4) Multgas (Rua Figueira de Melo, 439, São Cristóvão): Ausência de preço nos produtos expostos à venda. Licença de operação ambiental vencida. Extintor despressurizado, mas foi trocado durante a fiscalização.

5) Posto Ventura (Av. Luiz Carlos Prestes, 0, Barra da Tijuca): Placa que informa valor habitual estava afixada em estacionamento e de difícil visualização. Placas com fonte de valor promocional, maior que fonte do valor habitual praticado, induzindo ao erro. Placa informando que valor do combustível pode chegar até determinado valor, mas não explica exatamente como. Ausência do cartaz com informações do telefone e endereço do Procon. Ausência do cartaz do Livro de Reclamações. Ausência de preço nos produtos expostos à venda. Licença de operação ambiental vencida.

6) Auto Posto Monalisa (Rua Jardim Botânico, 134, Jardim Botânico): Constatada placa com desconto no etanol, mas só era possível se o cliente fosse cadastrado no aplicativo KM de Vantagem da Ipiranga. Fonte do valor do preço era maior que qualquer outra informação e não havia nenhuma informação quanto a porcentagem de desconto, que era variável de acordo com a avaliação do cliente pelo aplicativo.

7) Posto Renascer (Rua São Luiz Gonzaga, 2331, Benfica): Ausência do Livro de Reclamações. Ausência da Licença de Operação Ambiental. Ausência de certificado de posto revendedor outorgado pela ANP. Ausência de certificado de aprovação e Laudo de Exigências do Corpo de Bombeiros.

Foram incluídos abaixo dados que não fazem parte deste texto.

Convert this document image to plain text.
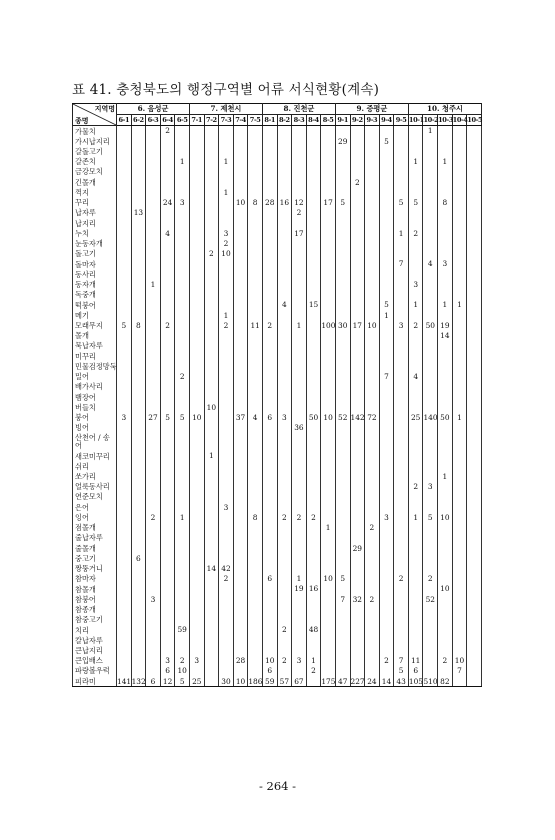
표 41. 충청북도의 행정구역별 어류 서식현황(계속)
지역명
종명	6. 음성군					7. 제천시					8. 진천군					9. 증평군					10. 청주시				
	6-1	6-2	6-3	6-4	6-5	7-1	7-2	7-3	7-4	7-5	8-1	8-2	8-3	8-4	8-5	9-1	9-2	9-3	9-4	9-5	10-1	10-2	10-3	10-4	10-5
가물치				2																		1			
가시납지리																29			5						
갈돌고기																									
갈존치					1			1													1		1		
금강모치																									
긴몰개																	2								
꺽지								1																	
꾸리				24	3				10	8	28	16	12		17	5				5	5		8		
납자루		13											2												
납지리																									
누치				4				3					17							1	2				
눈동자개								2																	
돌고기							2	10																	
돌마자																				7		4	3		
동사리																									
동자개			1																		3				
독중개																									
떡붕어												4		15					5		1		1	1	
메기								1											1						
모래무지	5	8		2				2		11	2		1		100	30	17	10		3	2	50	19		
몰개																							14		
묵납자루																									
미꾸리																									
민물검정망둑																									
밀어					2														7		4				
배가사리																									
뱀장어																									
버들치							10																		
붕어	3		27	5	5	10			37	4	6	3		50	10	52	142	72			25	140	50	1	
빙어													36												
산천어 / 송어																									
새코미꾸리							1																		
쉬리																									
쏘가리																							1		
얼룩동사리																					2	3			
연준모치																									
은어								3																	
잉어			2		1					8		2	2	2					3		1	5	10		
점몰개															1			2							
줄납자루																									
줄몰개																	29								
중고기		6																							
짱뚱거니							14	42																	
참마자								2			6		1		10	5				2		2			
참몰개													19	16									10		
참붕어			3													7	32	2				52			
참종개																									
참중고기																									
치리					59							2		48											
칼납자루																									
큰납지리																									
큰입배스				3	2	3			28		10	2	3	1					2	7	11		2	10	
파랑볼우럭				6	10						6			2						5	6			7	
피라미	141	132	6	12	5	25		30	10	186	59	57	67		175	47	227	24	14	43	105	510	82		
- 264 -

8) Auto Posto Senna (Av. Ayrton Senna, s/n, Canteiro Central, Barra da Tijuca): Placa informa preço do combustível e, em menor destaque, que valia apenas para clientes cadastrados no aplicativo. Placas com fonte de valor promocional maior que fonte do valor habitual praticado. Placa informa que valor do combustível pode chegar até determinado valor, mas não explica exatamente como. Placa com informação de que o valor ofertado é somente em dinheiro está em letras miúdas.

9) Rede JB posto CW (Rua Real Grandeza, 336, Botafogo): Ausências do cartaz do Livro de Reclamações. Ausência do cartaz com informações do telefone e endereço do Procon.

10) Posto Galina (Rua São João Batista, 73, Botafogo): Placa informa que valor do combustível pode chegar até determinado valor, mas não explica exatamente como.

11) Posto Américas (Av. das Américas, 14951, Recreio dos Bandeirantes): Placa informativa de valor de combustível com a informação que era apenas por aplicativo em letras miúdas. Placa informando que valor do combustível pode chegar até determinado valor, mas não explica exatamente como.

12) Auto Posto do Trabalho (Rua São Francisco Xavier, 312, São Francisco Xavier): Três faixas com valor promocional do GNV com a informação da validade da oferta em letras miúdas (Válido das 22hrs às 06hrs e aos domingos). Placa informativa de valor de combustível com a informação que era apenas por aplicativo em letras miúdas. Ausência de preço em produtos expostos à venda. Ausência do cartaz com informações do telefone e endereço do Procon. Ausência do cartaz do Livro de Reclamações.

13) Posto de Gasolina Netinho de Botafogo (Rua Barão de Itambi, 72, Botafogo): Placa informa que valor do combustível pode chegar até determinado valor, mas não explica exatamente como. Não havia nenhuma informação quanto a porcentagem de desconto, que era variável de acordo com a avaliação do cliente pelo aplicativo. A fonte referente ao preço é muito superior as demais informações do cartaz.

14) Posto Marisol (Av. Lúcio Costa, 16500, Recreio): Livro de Reclamações não autenticado.

15) Posto Lobinho (Rua Haddock Lobo, 103, Estácio): Placa informativa de valor de combustível com a informação que era apenas por aplicativo em letras miúdas. Placa informando que valor do combustível pode chegar até determinado valor, mas não explica exatamente como. Encontrados dois extintores despressurizados na área de abastecimento, que foram trocados durante o ato fiscalizatório. Ausência de preço em produtos expostos à venda. Ausência do cartaz com informações do telefone e endereço do Procon. Ausência do cartaz do Livro de Reclamações. Licença de operação ambiental.